MySQL Bugs: #56153: DELETE + JOIN is extremely slow if one table has >2 GB of binary data

Bug #56153	DELETE + JOIN is extremely slow if one table has >2 GB of binary data
Submitted:	20 Aug 2010 17:34	Modified:	23 Oct 2010 9:56
Reporter:	Craig Holmquist	Email Updates:
Status:	No Feedback	Impact on me:	None
Category:	MySQL Server	Severity:	S5 (Performance)
Version:	5.0.87	OS:	Windows (XP SP3 32-bit)
Assigned to:		CPU Architecture:	Any

Description:
The attached script creates two tables, one with a single primary key INT, the other with a primary key INT and a LONGBLOB.  After inserting data into both tables, it runs the following operations:

- A SELECT that joins the two tables
- A DELETE on the second table only
- A DELETE that joins the two tables

The SELECT and the first delete are fast; the second DELETE is extremely slow.  I'm seeing the first two statements execute nearly instantaneously, while the third takes 50s or longer.  The SQL is such that none of these statements actually match any rows.

It seems like performance degrades severely once the table crosses 2 GB of data:

1.5 GB - 0.8 s
Just under 2 GB - 1.0 s
Just over 2 GB - 94 s

In contrast, the initial insertion seems to scale linearly with the amount of data.

The file system used in this test was NTFS.  The CPU was a Core 2 Duo E6850.  The tables are MyISAM tables.

How to repeat:
Use the attached python script.

Suggested fix:
Ideally, a DELETE statement that doesn't match any rows should have similar performance characteristics to an equivalent SELECT, regardless of the table size.

Test script

Attachment: slowdelete.py (text/plain), 1.54 KiB.

Please, send your my.ini file content and EXPLAIN results for the SELECT query in your environment.

INI file

Attachment: my.ini (application/octet-stream, text), 206 bytes.

EXPLAIN results for SELECT in script

Attachment: select-explain.csv (application/vnd.ms-excel, text), 270 bytes.

It seems like the value in the script I uploaded (450000) may not trigger the bug consistently.  I tested again this morning (on the same system with the same conditions) but I had to move that value up to 750000 to trigger the bug.

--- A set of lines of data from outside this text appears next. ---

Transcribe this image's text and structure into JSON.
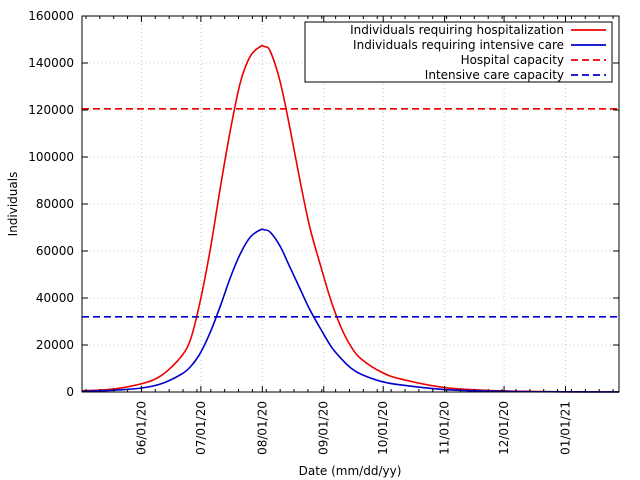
{
  "chart_data": {
    "type": "line",
    "title": "",
    "xlabel": "Date (mm/dd/yy)",
    "ylabel": "Individuals",
    "x_axis_type": "date",
    "xlim": [
      "2020-05-02",
      "2021-01-28"
    ],
    "ylim": [
      0,
      160000
    ],
    "yticks": [
      0,
      20000,
      40000,
      60000,
      80000,
      100000,
      120000,
      140000,
      160000
    ],
    "xticks": [
      "2020-06-01",
      "2020-07-01",
      "2020-08-01",
      "2020-09-01",
      "2020-10-01",
      "2020-11-01",
      "2020-12-01",
      "2021-01-01"
    ],
    "xtick_labels": [
      "06/01/20",
      "07/01/20",
      "08/01/20",
      "09/01/20",
      "10/01/20",
      "11/01/20",
      "12/01/20",
      "01/01/21"
    ],
    "grid": true,
    "legend_position": "top-right",
    "series": [
      {
        "name": "Individuals requiring hospitalization",
        "color": "#ee0000",
        "style": "solid",
        "x": [
          "2020-05-02",
          "2020-05-17",
          "2020-06-01",
          "2020-06-11",
          "2020-06-21",
          "2020-06-26",
          "2020-07-01",
          "2020-07-06",
          "2020-07-11",
          "2020-07-16",
          "2020-07-21",
          "2020-07-26",
          "2020-07-31",
          "2020-08-02",
          "2020-08-05",
          "2020-08-10",
          "2020-08-15",
          "2020-08-20",
          "2020-08-25",
          "2020-08-31",
          "2020-09-05",
          "2020-09-10",
          "2020-09-15",
          "2020-09-20",
          "2020-09-30",
          "2020-10-10",
          "2020-10-31",
          "2020-11-20",
          "2020-12-10",
          "2020-12-31",
          "2021-01-28"
        ],
        "y": [
          500,
          1200,
          3500,
          7000,
          15000,
          23000,
          40000,
          62000,
          88000,
          112000,
          132000,
          143000,
          147000,
          147000,
          145000,
          132000,
          112000,
          90000,
          70000,
          52000,
          38000,
          27000,
          19000,
          14000,
          8500,
          5500,
          2000,
          800,
          300,
          100,
          50
        ]
      },
      {
        "name": "Individuals requiring intensive care",
        "color": "#0000cc",
        "style": "solid",
        "x": [
          "2020-05-02",
          "2020-05-17",
          "2020-06-01",
          "2020-06-11",
          "2020-06-21",
          "2020-06-26",
          "2020-07-01",
          "2020-07-06",
          "2020-07-11",
          "2020-07-16",
          "2020-07-21",
          "2020-07-26",
          "2020-07-31",
          "2020-08-02",
          "2020-08-05",
          "2020-08-10",
          "2020-08-15",
          "2020-08-20",
          "2020-08-25",
          "2020-08-31",
          "2020-09-05",
          "2020-09-10",
          "2020-09-15",
          "2020-09-20",
          "2020-09-30",
          "2020-10-10",
          "2020-10-31",
          "2020-11-20",
          "2020-12-10",
          "2020-12-31",
          "2021-01-28"
        ],
        "y": [
          300,
          700,
          1700,
          3500,
          7500,
          11000,
          17000,
          26000,
          37000,
          49000,
          59000,
          66000,
          69000,
          69000,
          68000,
          62000,
          53000,
          44000,
          35000,
          26000,
          19000,
          14000,
          10000,
          7500,
          4500,
          3000,
          1100,
          450,
          150,
          60,
          30
        ]
      },
      {
        "name": "Hospital capacity",
        "color": "#ee0000",
        "style": "dashed",
        "x": [
          "2020-05-02",
          "2021-01-28"
        ],
        "y": [
          120500,
          120500
        ]
      },
      {
        "name": "Intensive care capacity",
        "color": "#0000cc",
        "style": "dashed",
        "x": [
          "2020-05-02",
          "2021-01-28"
        ],
        "y": [
          32000,
          32000
        ]
      }
    ]
  }
}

The following explain results for SELECT looks nice: 

id	select_type	table	type	possible_keys	key	key_len	ref	rows	Extra
1	SIMPLE	t2	index		PRIMARY	4		5000	Using index
1	SIMPLE	t1	eq_ref	PRIMARY	PRIMARY	4	testslowdelete.t2.mainid	1	Using where; Using index; Not exists

Yes, entire primary key for table t2 is scanned, but "Using index" means that table's data (and this is MyISAM table) are NOT read from disk. With DELETE situation is, likely, different, and entire data are read (from disk). To check this assumption, please, send the results of EXPLAIN for the same SELECT, but with SELECT t2.* instead of just one indexed column.

EXPLAIN results for SELECT with t2.*

Attachment: select-explain-t2all.csv (application/vnd.ms-excel, text), 249 bytes.

We see the following in EXPLAIN results:

id	select_type	table	type	possible_keys	key	key_len	ref	rows	Extra
1	SIMPLE	t2	ALL					5000	
1	SIMPLE	t1	eq_ref	PRIMARY	PRIMARY	4	testslowdelete.t2.mainid	1	Using where; Using index; Not exists

This is how DELETE is executed: all rows, entirely, are read from the t2 (big) table in this case.

We can make an optimizer feature request to read only PK/indexed column(s) from the table you delete rows from if you do not really use any other columns from it in cases like this. Do you agree?

Are you sure that's the problem?  If that were the case I would expect the performance to get progressively worse as the row size got larger, not to suddenly get much worse (1 s -> 90 s) once the row size reached a certain threshold.

However, I would say that this is definitely something that should be optimized; there's no reason to read in an entire 750K row if you're only looking at a few bytes.

Are there keys on the table?

Consider, when you delete a row you could do it restrict or cascade.

Also it needs to get checked if keys got violated and so on?

Could this be the problem?

No feedback was provided for this bug for over a month, so it is
being suspended automatically. If you are able to provide the
information that was originally requested, please do so and change
the status of the bug back to "Open".